Ferncliff Cemetery to host Mausoleum Crawl tours later this month

Credit: TERRI NORRIS

Credit: TERRI NORRIS

Ferncliff Cemetery & Arboretum’s Mausoleum Crawl Tour is back this year on two nights.

The seventh annual event will be held on Thursday, Oct. 24, and Wednesday, Oct. 30. Registration each night will begin at 5 p.m. with the crawl at 6 p.m.

Participants will have the opportunity to listen to the history of some of Springfield’s well-known early residents and enter the mausoleums, according to Marilyn Knize, who works in family services, programs and events for the cemetery.

These evening lantern tours will be led by Kevin Rose, of the Turner Foundation, who began doing it in 2019.

About 700 to 800 people have attended this tour since the first year in 2016. In 2020 and 2021, the event wasn’t held because of COVID-19, but a virtual visit with a series of videos was made.

Knize said this event has been very successful through the years.

“In fact, the first few years there was such an overwhelming demand to attend that last year, we added a second night,” she said. “We still had almost 100 people attend on each night.”

This is a strenuous walking tour, including uneven ground and hills, and there are no accommodations for those with mobility issues.

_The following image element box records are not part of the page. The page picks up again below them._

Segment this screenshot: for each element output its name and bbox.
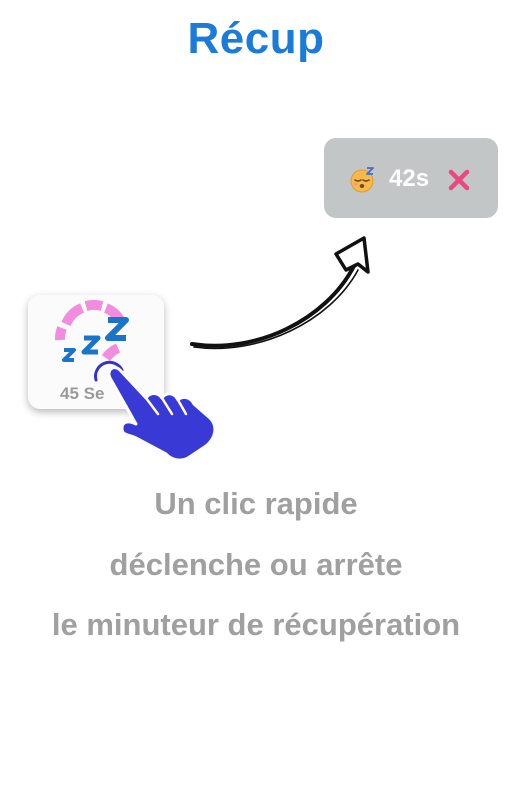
caption-line-2: déclenche ou arrête — [109, 547, 403, 582]
sleeping-face-icon — [350, 167, 374, 193]
caption-line-3: le minuteur de récupération — [51, 607, 461, 642]
close-x-icon[interactable] — [447, 168, 471, 192]
tap-hand-icon — [94, 360, 217, 462]
curved-arrow-icon — [190, 236, 370, 350]
caption-line-1: Un clic rapide — [154, 486, 358, 521]
page-title: Récup — [187, 14, 325, 63]
timer-remaining-time: 42s — [389, 165, 430, 192]
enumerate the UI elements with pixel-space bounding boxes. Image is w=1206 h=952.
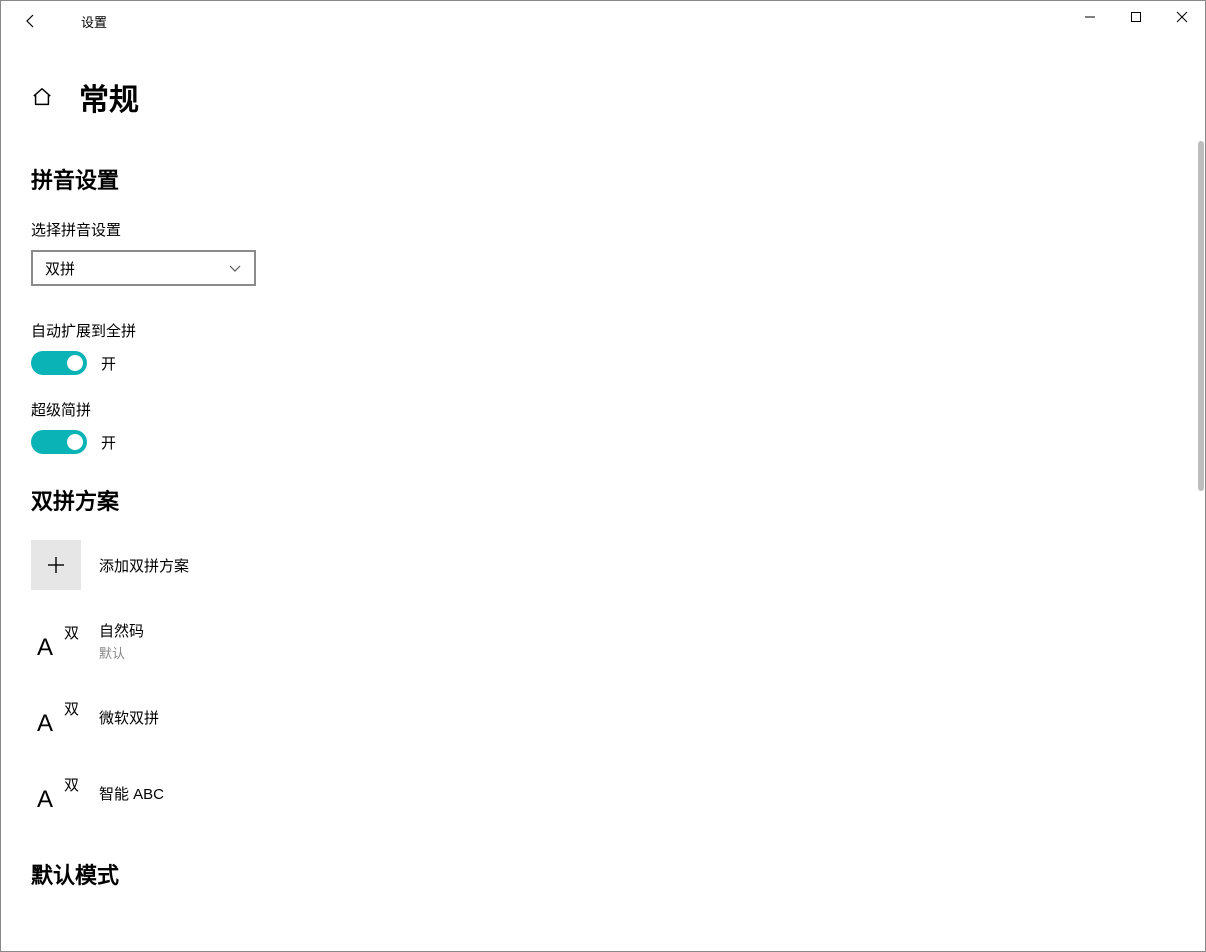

Lanterns are provided.

The cost is a suggested $10 donation. In the past, the cemetery only asked for a token donation to help defray the cost of the speaker, but not everyone paid, so they raise about $800 per year. However, Knize said this is the first year the Ferncliff Foundation has been formed, and this year they are looking for corporate partner sponsors including Silver, Gold and Platinum.

The Platinum Sponsor for this year’s event is Shout It Out Designs of Yellow Springs.

Reservations are required by calling the office at 937-322-3491. There’s no deadline to register, but the cemetery tries not to go over 100 to 110 people per night because “any larger crowd is hard for people to hear and we don’t want them to have to rush looking inside the mausoleums,” Knize said.